November 2014 letter
This has been a busy few weeks and only the second time I have physically posted anything on the website and it is a very rewarding and exciting experience. As I wrote in the welcome message to readers last month, for many years we have been blessed to have Jim McCool as our editor and now we are flying solo and I can testify that it feels great when your own post appears on the web page. I guess the gloss will wear off eventually but for now it feels good to be in the future at last.
The first piece I posted a couple of weeks ago is entitled ‘Back in the World’ and is a story from our trip to Aughrim in June. This was the latest in our series of ‘dry’ trips where we take people who have problems with alcohol and who have been helped by John Glynn and the Kairos Community Trust, to go back to Ireland sober. This can be a big deal for the many who feel that they have let down people at home and who had either stayed away unable to face their families and friends when things didn’t work or felt the need to be drunk in order to face their families when they did come home. The process often starts on the boat or on the boat train and these are triggers we know only too well but we also know that they can be faced with the help and support of a group.
I nicked the title from a Curtis Mayfield song about soldiers returning from Vietnam meeting their families for the first time after the horrors they had witnessed and it struck me as appropriate because in many ways these recovering drinkers are back in the word again after so long away and it is a chance to start afresh. This was certainly the case for some of the people on this trip and for some on every trip we do.

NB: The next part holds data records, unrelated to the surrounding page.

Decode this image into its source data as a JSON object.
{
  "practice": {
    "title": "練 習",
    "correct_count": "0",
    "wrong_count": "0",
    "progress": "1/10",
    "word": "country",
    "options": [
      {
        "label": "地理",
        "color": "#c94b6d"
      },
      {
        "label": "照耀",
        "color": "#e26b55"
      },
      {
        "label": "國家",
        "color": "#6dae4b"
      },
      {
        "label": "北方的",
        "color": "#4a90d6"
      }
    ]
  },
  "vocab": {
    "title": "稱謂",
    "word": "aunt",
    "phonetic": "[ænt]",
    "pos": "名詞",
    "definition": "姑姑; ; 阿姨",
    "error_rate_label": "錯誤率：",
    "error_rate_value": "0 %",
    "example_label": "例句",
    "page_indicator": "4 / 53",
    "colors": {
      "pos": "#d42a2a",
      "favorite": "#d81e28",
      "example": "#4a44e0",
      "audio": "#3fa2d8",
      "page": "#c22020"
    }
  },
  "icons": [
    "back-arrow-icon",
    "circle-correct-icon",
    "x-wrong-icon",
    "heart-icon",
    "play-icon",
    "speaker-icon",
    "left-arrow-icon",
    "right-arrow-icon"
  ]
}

This month we got to meet Jimmy Deenihan (seen above with Caroline, Irish musician and Aisling volunteer) the Irish Minister for the Diaspora at a St. Mungo’s hostel in Chichester Rd in Kilburn. We felt the minister would need to meet some of Aisling’s clients in order to get an understanding of the work that we do and Chichester Rd is one of those places where after only a few minutes Mr Deenihan was chatting with older Irish men and women in an informal gathering in their own home. The hostel did us proud and put on some Irish music and a buffet of Irish snacks (red lemonade, Cidona, Kimberley and, Mikado etc.) During the visit the minister launched our new website and discussed with us our plans for the future of Aisling.
Our main target for the coming year is to get the key to the door of our very own Aisling Resettlement Centre during our 21st year. This has been a long held dream of Aisling and it looks like we have now taken a step nearer. Mr. Deenihan listened to our plans and offered to set up a meeting with the relevant departments in Ireland who could take our plan forward. For years now we have been advocating a home for Aisling clients who want to return to Ireland to live where they can receive the necessary support they will need to make a transition into permanent resettlement. We have met with ministers and department heads in Environment, Social Welfare, Health and Foreign Affairs over the years and all of them have passed the buck on to another department. Minister Deenihan recognised this problem and promised to put together a round table meeting with people who could make decisions – one way or the other.
The Green Tie Ball (http://www.thegreentieball.co.uk/) is a very smart fundraising event held every year by health service professionals in aid of the Irish community in London and this year it was held to raise money for Aisling at the Park Plaza Riverbank hotel on the Thames just downriver from the Houses of Parliament and the London Eye (quite near to MI5 headquarters too). It was a great night which raised much needed funds for Aisling to continue with our unique services.
At the time of writing we have just successfully completed our annual Race Night at the Sheephaven Bay pub (http://www.sheephavenbaycamden.co.uk/whats-on/) in Camden Town. Our host, Pat Logue has been raising funds for Aisling for 20 years and back in the early days when he got his first late license as manager of the Oxford Arms on Camden High St, he started charging customers a £1 discretionary donation to Aisling to get into his pub after 11 o’clock. These days Pat runs one of the best bars in Camden with very loyal locals and great staff. We had a grand night, with raucous racing and boisterous betting with many friends of Aisling and the Sheephaven and we raised a lot of money, enough to pay for a whole supported trip. Pat has also secured tickets for next year’s rugby World Cup which we will be raffling over the coming months.
We are also very pleased to be a favoured charity of the British Irish Trading Alliance (http://www.bita.ie/) and have attended a number of their networking events at the Rising Sun pub near St Pauls in the City (http://www.citypubs.co.uk/pubs/therisingsun.html) with Paul Whitwell the president of the alliance and tireless networker for Irish businesses and a great supporter of Aisling. We are looking forward to continuing the association with BITA into the New Year.
Our next trip and our last one of 2014 is to Carlingford in Co. Louth in the North-East of Ireland which is an area we have neglected to visit since our third outing back in 1996. On that trip we stayed in the beautiful Mourne Mountains near Castlewhellan enjoying the considerable hospitality of the border people. I am looking forward to our visit to Louth and also to writing about it and posting stories about our experiences here on the website in the next instalment of Aisling’s incredible adventures.